The trade conflict with China continues to escalate and hurt American small businesses and consumers. Most recently, farmers have been very vocal about the damage tariffs have on their bottom line. Now, the consumer technology sector faces significant impacts from the latest $200 billion tariff list.

This list is far more expansive than previous tariff lists, targeting over 6,100 products at a tariff rate as high as 25 percent. Key products that consumers use to access the internet are targeted – gateways, modems, routers, set-top boxes, e-readers, smartwatches, fitness trackers and streaming devices for TVs, Bluetooth and smart speakers – as well as the products and components used to build internet infrastructure. Simply put, these tariffs will make going online more expensive for everyone.

Tariffs are a tax – and this is an Internet of Things (IoT) tax on Americans. American businesses will incur higher costs to make the products consumers want, and companies will have to pass those costs down, leaving consumers with fewer choices at higher prices. Foreign governments don’t pay the tariff – we do.

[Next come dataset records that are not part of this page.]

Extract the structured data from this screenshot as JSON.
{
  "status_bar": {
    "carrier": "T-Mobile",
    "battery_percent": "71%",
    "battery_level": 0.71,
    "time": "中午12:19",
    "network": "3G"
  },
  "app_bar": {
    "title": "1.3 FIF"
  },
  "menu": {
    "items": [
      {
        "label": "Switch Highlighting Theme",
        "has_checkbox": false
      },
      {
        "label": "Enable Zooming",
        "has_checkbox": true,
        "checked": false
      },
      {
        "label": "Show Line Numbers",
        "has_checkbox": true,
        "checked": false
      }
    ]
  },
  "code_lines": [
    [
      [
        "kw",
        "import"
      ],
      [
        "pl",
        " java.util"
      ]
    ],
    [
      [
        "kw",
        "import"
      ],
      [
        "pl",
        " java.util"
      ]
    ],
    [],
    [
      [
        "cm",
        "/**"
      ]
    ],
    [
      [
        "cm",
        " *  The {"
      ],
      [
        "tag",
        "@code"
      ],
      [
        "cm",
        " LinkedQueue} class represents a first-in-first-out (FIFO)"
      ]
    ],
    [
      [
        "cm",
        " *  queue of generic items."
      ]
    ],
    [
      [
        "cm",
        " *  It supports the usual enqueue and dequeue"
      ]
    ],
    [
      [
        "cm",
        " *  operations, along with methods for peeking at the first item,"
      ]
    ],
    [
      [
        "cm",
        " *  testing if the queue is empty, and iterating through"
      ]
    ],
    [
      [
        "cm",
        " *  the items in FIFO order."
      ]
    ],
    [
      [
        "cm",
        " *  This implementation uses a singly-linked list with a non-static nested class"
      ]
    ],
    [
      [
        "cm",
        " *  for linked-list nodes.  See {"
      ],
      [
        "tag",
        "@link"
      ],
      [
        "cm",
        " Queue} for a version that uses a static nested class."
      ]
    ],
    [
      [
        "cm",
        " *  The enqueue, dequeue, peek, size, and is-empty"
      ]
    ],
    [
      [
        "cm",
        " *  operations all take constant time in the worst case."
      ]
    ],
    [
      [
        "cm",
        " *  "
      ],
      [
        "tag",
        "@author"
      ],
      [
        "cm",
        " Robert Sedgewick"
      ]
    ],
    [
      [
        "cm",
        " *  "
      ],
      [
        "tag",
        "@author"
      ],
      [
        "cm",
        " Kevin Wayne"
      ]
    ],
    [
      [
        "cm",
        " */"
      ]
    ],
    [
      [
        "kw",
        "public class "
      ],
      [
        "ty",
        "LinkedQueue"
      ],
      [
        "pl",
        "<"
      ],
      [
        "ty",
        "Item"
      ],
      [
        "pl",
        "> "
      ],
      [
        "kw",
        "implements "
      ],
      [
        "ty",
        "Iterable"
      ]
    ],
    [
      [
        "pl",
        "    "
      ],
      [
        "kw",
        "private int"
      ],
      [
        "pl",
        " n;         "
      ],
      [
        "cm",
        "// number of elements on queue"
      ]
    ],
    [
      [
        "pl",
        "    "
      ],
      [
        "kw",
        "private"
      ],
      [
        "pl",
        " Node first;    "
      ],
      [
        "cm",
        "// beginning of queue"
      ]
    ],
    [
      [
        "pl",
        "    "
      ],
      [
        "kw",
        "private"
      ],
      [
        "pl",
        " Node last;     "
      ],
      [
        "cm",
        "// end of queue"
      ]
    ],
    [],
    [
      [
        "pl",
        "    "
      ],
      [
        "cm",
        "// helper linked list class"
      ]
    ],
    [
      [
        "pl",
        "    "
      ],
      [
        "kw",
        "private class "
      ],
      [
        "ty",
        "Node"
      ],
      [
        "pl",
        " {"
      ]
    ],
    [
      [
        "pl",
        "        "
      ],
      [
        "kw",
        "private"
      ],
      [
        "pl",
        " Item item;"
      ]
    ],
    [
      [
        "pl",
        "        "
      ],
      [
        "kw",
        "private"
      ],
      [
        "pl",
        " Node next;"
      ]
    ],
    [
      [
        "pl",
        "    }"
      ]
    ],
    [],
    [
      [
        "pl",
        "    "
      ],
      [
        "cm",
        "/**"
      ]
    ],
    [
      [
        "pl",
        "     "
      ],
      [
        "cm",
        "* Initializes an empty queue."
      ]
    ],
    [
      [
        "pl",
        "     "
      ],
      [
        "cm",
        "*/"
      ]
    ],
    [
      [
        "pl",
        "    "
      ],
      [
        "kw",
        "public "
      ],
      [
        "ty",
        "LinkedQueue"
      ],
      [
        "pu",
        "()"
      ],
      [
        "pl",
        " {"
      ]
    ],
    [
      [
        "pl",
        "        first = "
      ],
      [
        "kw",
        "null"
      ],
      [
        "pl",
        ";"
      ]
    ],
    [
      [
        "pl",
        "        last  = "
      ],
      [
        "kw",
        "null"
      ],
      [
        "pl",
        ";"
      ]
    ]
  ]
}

Here is how the domino effect happens:

If data centers face a 25 percent tariff on the routers they use, that 25 percent cost increase, likely along with corresponding fees, could be passed down to the internet service providers (ISPs) that access those data centers. Additionally, the ISPs’ costs would rise 25 percent on each product, such as the modems they import. Those costs and fees could pass on to someone else in the supply chain until they reach the consumer.

As a result, American consumers will face a double tax. The first will be on the consumer technology products they buy at retail stores or online, and the second will be in the form of increased costs associated with accessing the internet and tapping into the cloud. While most consumers don’t think about the ecosystem that surrounds their connected devices, tariffs will have a negative impact on their wallets and homes.

Among other things, tariffs insulate American companies from competition. America is one of China’s largest trading partner. In the last decade, U.S. exports of goods to China grew by 86 percent, while U.S. exports to other nations increased by only 21 percent, according to the U.S.-China Business Council. Under the threat of tariffs, the U.S. is benching businesses and encouraging the Chinese to import goods from America’s foreign competitors. Tariffs are a recipe for disaster – giving a leg up to America’s foreign competitors.

With the economy thriving under President Trump – our country currently has remarkably low unemployment and high productivity rates – the administration can’t jeopardize America’s global comeback with a tariff setback.